In 2013, the research project “Underground Sun Storage”, supported by the Austrian Climate and Energy Fund, demonstrated that hydrogen produced from renewable energies via electrolysis can be stored in natural gas reservoirs. The follow-up project “Underground Sun Conversion”, which was started in 2017, takes a significant step forward. Since 2018 in a test facility in Pilsbach (Upper Austria), hydrogen, which is produced from renewable electricity in a power-to-gas facility, has been injected together with CO_{2} into a natural gas reservoir at a depth of over 1,000 metres. This unique method recreates the process by which natural gas originates, but shortens it by millions of years – like geological history in fast motion. Converting the energy, increasing the energy density and storing it take place out of sight, in porous rock formations at depths of over 1,000 metres. There, naturally occurring microorganisms produce natural gas that can be stored directly and withdrawn at any time as required. This is a reproduction of the natural process of natural gas production within a few weeks. In this way, renewable energies can be stored and a sustainable, CO_{2}-neutral carbon cycle is created in existing infrastructure.
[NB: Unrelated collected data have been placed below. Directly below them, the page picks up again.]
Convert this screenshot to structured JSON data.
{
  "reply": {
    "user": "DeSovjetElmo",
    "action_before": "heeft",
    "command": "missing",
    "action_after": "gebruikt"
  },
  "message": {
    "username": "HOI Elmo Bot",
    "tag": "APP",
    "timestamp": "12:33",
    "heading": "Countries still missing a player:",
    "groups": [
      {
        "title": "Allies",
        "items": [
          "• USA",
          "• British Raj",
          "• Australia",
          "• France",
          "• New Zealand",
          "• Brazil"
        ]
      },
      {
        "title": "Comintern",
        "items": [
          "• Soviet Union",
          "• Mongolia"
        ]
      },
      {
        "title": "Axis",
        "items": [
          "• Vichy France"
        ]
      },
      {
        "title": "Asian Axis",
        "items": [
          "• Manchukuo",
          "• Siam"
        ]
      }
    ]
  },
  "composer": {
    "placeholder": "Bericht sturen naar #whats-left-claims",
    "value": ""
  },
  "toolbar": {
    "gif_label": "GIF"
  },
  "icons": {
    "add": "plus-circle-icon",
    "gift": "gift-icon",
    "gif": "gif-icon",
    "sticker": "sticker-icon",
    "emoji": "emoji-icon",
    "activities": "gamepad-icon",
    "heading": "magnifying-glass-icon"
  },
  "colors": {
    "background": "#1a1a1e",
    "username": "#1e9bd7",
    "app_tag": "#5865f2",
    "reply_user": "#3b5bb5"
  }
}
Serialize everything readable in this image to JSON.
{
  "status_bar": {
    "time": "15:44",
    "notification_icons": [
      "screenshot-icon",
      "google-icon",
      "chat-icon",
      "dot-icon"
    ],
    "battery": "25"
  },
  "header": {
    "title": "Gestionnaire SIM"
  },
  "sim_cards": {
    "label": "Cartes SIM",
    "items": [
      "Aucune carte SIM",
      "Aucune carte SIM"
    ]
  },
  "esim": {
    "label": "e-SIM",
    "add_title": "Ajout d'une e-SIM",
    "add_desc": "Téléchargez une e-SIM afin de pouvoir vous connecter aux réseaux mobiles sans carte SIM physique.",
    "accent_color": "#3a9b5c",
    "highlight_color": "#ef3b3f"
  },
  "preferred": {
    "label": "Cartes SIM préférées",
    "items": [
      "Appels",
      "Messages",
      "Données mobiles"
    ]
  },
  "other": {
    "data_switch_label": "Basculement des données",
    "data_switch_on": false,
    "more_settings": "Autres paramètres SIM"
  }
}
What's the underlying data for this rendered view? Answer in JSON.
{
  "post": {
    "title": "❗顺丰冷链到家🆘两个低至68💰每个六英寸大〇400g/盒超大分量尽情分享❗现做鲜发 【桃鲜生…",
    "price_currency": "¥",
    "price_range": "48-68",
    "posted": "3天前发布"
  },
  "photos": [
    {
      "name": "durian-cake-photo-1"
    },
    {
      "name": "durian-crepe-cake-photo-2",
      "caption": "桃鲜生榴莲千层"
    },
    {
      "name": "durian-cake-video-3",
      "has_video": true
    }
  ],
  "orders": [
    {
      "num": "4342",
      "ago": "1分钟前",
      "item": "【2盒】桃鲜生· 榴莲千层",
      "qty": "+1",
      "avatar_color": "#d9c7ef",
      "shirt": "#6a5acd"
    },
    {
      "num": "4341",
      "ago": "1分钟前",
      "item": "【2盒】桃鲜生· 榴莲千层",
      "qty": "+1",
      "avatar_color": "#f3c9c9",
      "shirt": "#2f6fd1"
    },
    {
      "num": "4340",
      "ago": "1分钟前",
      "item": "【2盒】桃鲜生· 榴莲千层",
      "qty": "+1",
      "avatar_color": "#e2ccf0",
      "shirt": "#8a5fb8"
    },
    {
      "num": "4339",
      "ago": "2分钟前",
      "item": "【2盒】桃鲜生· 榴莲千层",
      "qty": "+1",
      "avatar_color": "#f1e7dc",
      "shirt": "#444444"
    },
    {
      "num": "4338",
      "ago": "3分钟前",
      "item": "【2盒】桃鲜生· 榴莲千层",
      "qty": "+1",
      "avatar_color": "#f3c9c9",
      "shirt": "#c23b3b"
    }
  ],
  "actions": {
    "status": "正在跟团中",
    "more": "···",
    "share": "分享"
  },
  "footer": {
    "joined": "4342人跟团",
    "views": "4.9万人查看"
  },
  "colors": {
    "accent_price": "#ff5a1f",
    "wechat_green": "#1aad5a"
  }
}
The project is scheduled for completion in 2021.

“Underground Sun Conversion” is also supported by the Austrian Government's Climate and Energy Fund as a lead project in energy research with 5 million Euros. The Austrian consortium is headed by RAG. Project partners are: University of Leoben, University of Natural Resources and Applied Life Sciences in Vienna (Department IFA Tulln), ACIB GmbH (Austrian Centre of Industrial Biotechnology), Energy Institute at the Johannes Kepler University Linz and Axiom Angewandte Prozesstechnik GmbH.